The contrast here follows. As God should not be forgotten in days of prosperity, so one should not suffer himself to be estranged from Him by days of adversity. 11 The school of Jahve, my son, despise thou not, Nor loathe thou His correction; 12 For Jahve correcteth him whom He loveth, And that as a father his son whom he lovethVid., the original passage Job 5:17. There is not for the Book of Job a more suitable motto than this tetrastich, which expresses its fundamental thought, that there is a being chastened and tried by suffering which has as its motive the love of God, and which does not exclude sonship.[1]
One may say that Pro 3:11 expresses the problem of the Book of Job, and Pro 3:12 its solution. מוּסר, παιδεία, we have translated “school,” for יסּר, παιδεύειν, means in reality to take one into school.

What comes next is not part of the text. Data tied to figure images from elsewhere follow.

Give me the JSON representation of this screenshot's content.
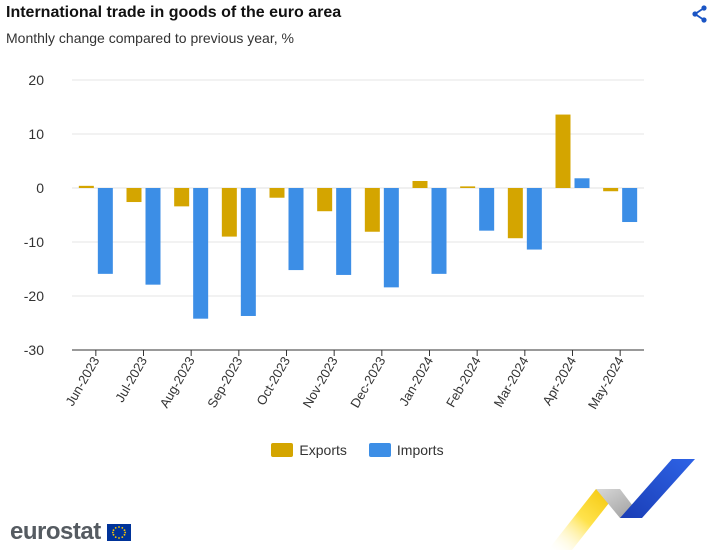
{
  "header": {
    "title": "International trade in goods of the euro area",
    "subtitle": "Monthly change compared to previous year, %",
    "share_icon": "share-icon"
  },
  "chart_data": {
    "type": "bar",
    "categories": [
      "Jun-2023",
      "Jul-2023",
      "Aug-2023",
      "Sep-2023",
      "Oct-2023",
      "Nov-2023",
      "Dec-2023",
      "Jan-2024",
      "Feb-2024",
      "Mar-2024",
      "Apr-2024",
      "May-2024"
    ],
    "series": [
      {
        "name": "Exports",
        "color": "#d4a500",
        "values": [
          0.4,
          -2.6,
          -3.4,
          -9.0,
          -1.8,
          -4.3,
          -8.1,
          1.3,
          0.3,
          -9.3,
          13.6,
          -0.6
        ]
      },
      {
        "name": "Imports",
        "color": "#3c8ee6",
        "values": [
          -15.9,
          -17.9,
          -24.2,
          -23.7,
          -15.2,
          -16.1,
          -18.4,
          -15.9,
          -7.9,
          -11.4,
          1.8,
          -6.3
        ]
      }
    ],
    "title": "International trade in goods of the euro area",
    "xlabel": "",
    "ylabel": "",
    "ylim": [
      -30,
      20
    ],
    "yticks": [
      20,
      10,
      0,
      -10,
      -20,
      -30
    ],
    "grid": true,
    "legend": "bottom-center"
  },
  "legend": {
    "exports_label": "Exports",
    "imports_label": "Imports"
  },
  "branding": {
    "name": "eurostat"
  }
}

Ahndung [punishment] or Rüge [reproof] is the German word which most corresponds to the Hebr. תּוכחה or תּוכחת. קוּץ ב (whence here the prohibitive תּקץ with אל) means to experience loathing (disgust) at anything, or aversion (vexation) toward anything. The lxx (cited Heb 12:5.), μηδὲ ἐκλύου, nor be faint-hearted, which joins in to the general thought, that we should not be frightened away from God, or let ourselves be estranged from Him by the attitude of anger in which He appears in His determination to inflict suffering. In 12a the accentuation leaves it undefined whether יהוה as subject belongs to the relative or to the principal clause; the traditional succession of accents, certified also by Ben Bileam, is כי את אשׁר יאהב יהוה, for this passage belongs to the few in which more than three servants (viz., Mahpach, Mercha, and three Munachs) go before the Athnach.[2]
The further peculiarity is here to be observed, that את,

  1. Here Procop. rightly distinguishes between παιδεία and τιμωρία.
  2. Vid., Torath Emeth, p. 19; Accentuationssystem, vi. §6; the differences between Ben-Asher and Ben-Naphtali in the Appendixes to Biblia Rabbinica; Dachselt's Biblia Accentuata, and Pinner's Prospectus, p. 91 (Odessa, 1845).